Muchen froze. He stared at the screen. A bright red notification was flashing: [CRITICAL FAILURE: SECTION 4 HUMIDITY SENSORS. SYSTEM OVERRIDE INITIATED.]
"No," Muchen breathed, his jaw tightening so hard it looked like stone. "Not now. Not tonight."
"Muchen?" Mingzhe asked, trying to straighten his clothes, his heart still drumming a frantic rhythm.
"The Duchess," Muchen said, his voice flat with a mix of professional panic and personal fury. "The sensors in the rare species wing are failing. If the misting system doesn't shut off, it'll flood the roots. Two years of growth... gone in twenty minutes."
He looked at Mingzhe, and for a second, the conflict in his eyes was agonizing. He wanted to drive. He wanted to take Mingzhe home and finish what they'd started. But the soul of the man who had spent three years trying to save a dying planet couldn't let a life—even a plant's—flicker out because he was distracted.
[HOST!] Yize's voice popped back in, sounding surprisingly somber. [The World Consciousness... it's a provocation. It's trying to pull him away from the 'deviant' emotion and back to his 'axis'—the work.]

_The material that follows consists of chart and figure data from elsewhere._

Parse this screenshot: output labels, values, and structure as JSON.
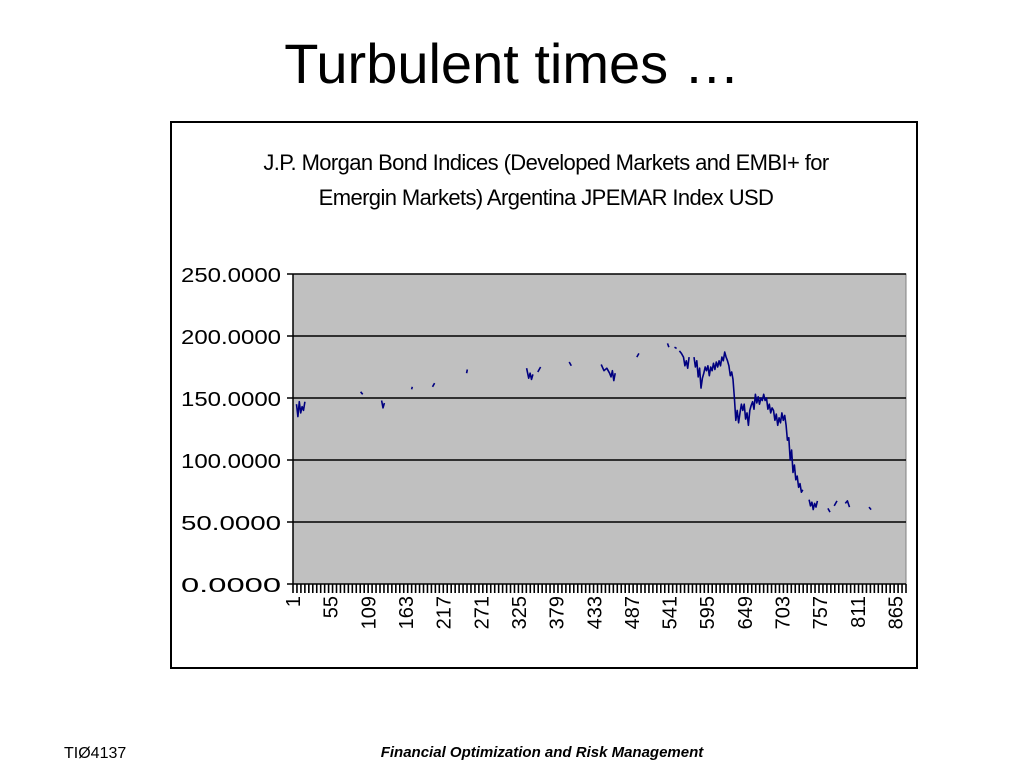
{
  "slide": {
    "title": "Turbulent times …",
    "footer_left": "TIØ4137",
    "footer_center": "Financial Optimization and Risk Management"
  },
  "chart_data": {
    "type": "line",
    "title_lines": [
      "J.P. Morgan Bond Indices (Developed Markets and EMBI+ for",
      "Emergin Markets) Argentina JPEMAR Index USD"
    ],
    "xlabel": "",
    "ylabel": "",
    "ylim": [
      0,
      250
    ],
    "xlim": [
      1,
      880
    ],
    "y_ticks": [
      "0.0000",
      "50.0000",
      "100.0000",
      "150.0000",
      "200.0000",
      "250.0000"
    ],
    "y_tick_values": [
      0,
      50,
      100,
      150,
      200,
      250
    ],
    "x_ticks": [
      "1",
      "55",
      "109",
      "163",
      "217",
      "271",
      "325",
      "379",
      "433",
      "487",
      "541",
      "595",
      "649",
      "703",
      "757",
      "811",
      "865"
    ],
    "x_tick_values": [
      1,
      55,
      109,
      163,
      217,
      271,
      325,
      379,
      433,
      487,
      541,
      595,
      649,
      703,
      757,
      811,
      865
    ],
    "grid": true,
    "legend": "none",
    "plot_background": "#c0c0c0",
    "line_color": "#000080",
    "series": [
      {
        "segments": [
          [
            [
              6,
              145
            ],
            [
              8,
              135
            ],
            [
              10,
              147
            ],
            [
              12,
              138
            ],
            [
              14,
              143
            ],
            [
              16,
              140
            ],
            [
              18,
              147
            ]
          ],
          [
            [
              98,
              155
            ],
            [
              101,
              153
            ]
          ],
          [
            [
              128,
              148
            ],
            [
              130,
              142
            ],
            [
              132,
              146
            ]
          ],
          [
            [
              171,
              157
            ],
            [
              172,
              159
            ]
          ],
          [
            [
              201,
              159
            ],
            [
              204,
              162
            ]
          ],
          [
            [
              250,
              170
            ],
            [
              251,
              173
            ]
          ],
          [
            [
              336,
              174
            ],
            [
              339,
              166
            ],
            [
              341,
              170
            ],
            [
              343,
              165
            ],
            [
              345,
              169
            ]
          ],
          [
            [
              352,
              171
            ],
            [
              356,
              175
            ]
          ],
          [
            [
              397,
              179
            ],
            [
              400,
              176
            ]
          ],
          [
            [
              443,
              177
            ],
            [
              447,
              172
            ],
            [
              451,
              174
            ],
            [
              455,
              170
            ],
            [
              457,
              167
            ],
            [
              459,
              172
            ],
            [
              461,
              164
            ],
            [
              463,
              170
            ]
          ],
          [
            [
              494,
              183
            ],
            [
              497,
              186
            ]
          ],
          [
            [
              538,
              194
            ],
            [
              540,
              191
            ]
          ],
          [
            [
              548,
              191
            ],
            [
              551,
              190
            ]
          ],
          [
            [
              555,
              188
            ],
            [
              558,
              186
            ],
            [
              561,
              183
            ],
            [
              563,
              176
            ],
            [
              565,
              180
            ],
            [
              567,
              174
            ],
            [
              569,
              183
            ]
          ],
          [
            [
              576,
              183
            ],
            [
              578,
              175
            ],
            [
              580,
              180
            ],
            [
              582,
              167
            ],
            [
              584,
              174
            ],
            [
              586,
              158
            ],
            [
              588,
              166
            ],
            [
              590,
              170
            ],
            [
              592,
              175
            ],
            [
              594,
              172
            ],
            [
              596,
              176
            ],
            [
              598,
              168
            ],
            [
              600,
              175
            ],
            [
              602,
              172
            ],
            [
              604,
              178
            ],
            [
              606,
              173
            ],
            [
              608,
              179
            ],
            [
              610,
              175
            ],
            [
              612,
              180
            ],
            [
              614,
              176
            ],
            [
              616,
              183
            ],
            [
              618,
              180
            ],
            [
              620,
              187
            ],
            [
              622,
              183
            ],
            [
              624,
              180
            ],
            [
              626,
              176
            ],
            [
              628,
              168
            ],
            [
              630,
              171
            ],
            [
              632,
              165
            ],
            [
              634,
              150
            ],
            [
              636,
              132
            ],
            [
              638,
              140
            ],
            [
              640,
              130
            ],
            [
              642,
              138
            ],
            [
              644,
              145
            ],
            [
              646,
              140
            ],
            [
              648,
              145
            ],
            [
              650,
              133
            ],
            [
              652,
              138
            ],
            [
              654,
              128
            ],
            [
              656,
              140
            ],
            [
              658,
              144
            ],
            [
              660,
              147
            ],
            [
              662,
              141
            ],
            [
              664,
              153
            ],
            [
              666,
              146
            ],
            [
              668,
              151
            ],
            [
              670,
              145
            ],
            [
              672,
              150
            ],
            [
              674,
              148
            ],
            [
              676,
              153
            ],
            [
              678,
              148
            ],
            [
              680,
              150
            ],
            [
              682,
              141
            ],
            [
              684,
              145
            ],
            [
              686,
              138
            ],
            [
              688,
              142
            ],
            [
              690,
              140
            ],
            [
              692,
              132
            ],
            [
              694,
              137
            ],
            [
              696,
              128
            ],
            [
              698,
              134
            ],
            [
              700,
              130
            ],
            [
              702,
              138
            ],
            [
              704,
              132
            ],
            [
              706,
              136
            ],
            [
              708,
              128
            ],
            [
              710,
              116
            ],
            [
              712,
              118
            ],
            [
              714,
              100
            ],
            [
              716,
              108
            ],
            [
              718,
              90
            ],
            [
              720,
              96
            ],
            [
              722,
              84
            ],
            [
              724,
              87
            ],
            [
              726,
              78
            ],
            [
              728,
              81
            ],
            [
              730,
              74
            ],
            [
              732,
              76
            ]
          ],
          [
            [
              741,
              68
            ],
            [
              743,
              63
            ],
            [
              745,
              66
            ],
            [
              747,
              60
            ],
            [
              749,
              65
            ],
            [
              751,
              62
            ],
            [
              753,
              67
            ]
          ],
          [
            [
              768,
              61
            ],
            [
              771,
              58
            ]
          ],
          [
            [
              777,
              63
            ],
            [
              781,
              67
            ]
          ],
          [
            [
              793,
              65
            ],
            [
              796,
              67
            ],
            [
              799,
              62
            ]
          ],
          [
            [
              827,
              62
            ],
            [
              830,
              60
            ]
          ]
        ]
      }
    ]
  }
}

Mingzhe reached out, his fingers covering Muchen's hand on the gear shift. The heat from their kiss was still there, but the air had changed.
"Go," Mingzhe said softly, his eyes steady. "The plants can't save themselves, Muchen. I'm not going anywhere."
Muchen looked at him, a look of profound, silent gratitude crossing his face. He leaned over, giving Mingzhe one last, searing kiss—short, hard, and full of promise.
"I'm going to fix it," Muchen promised, his voice dark. "And then I'm coming for you. Don't you dare go to sleep."
The car roared to life, and as they sped back toward the campus through the blinding rain, Mingzhe looked out at the dark silhouette of the Botany building. He could feel it—the invisible tension of the world trying to keep them apart.
But the world had no idea who it was dealing with.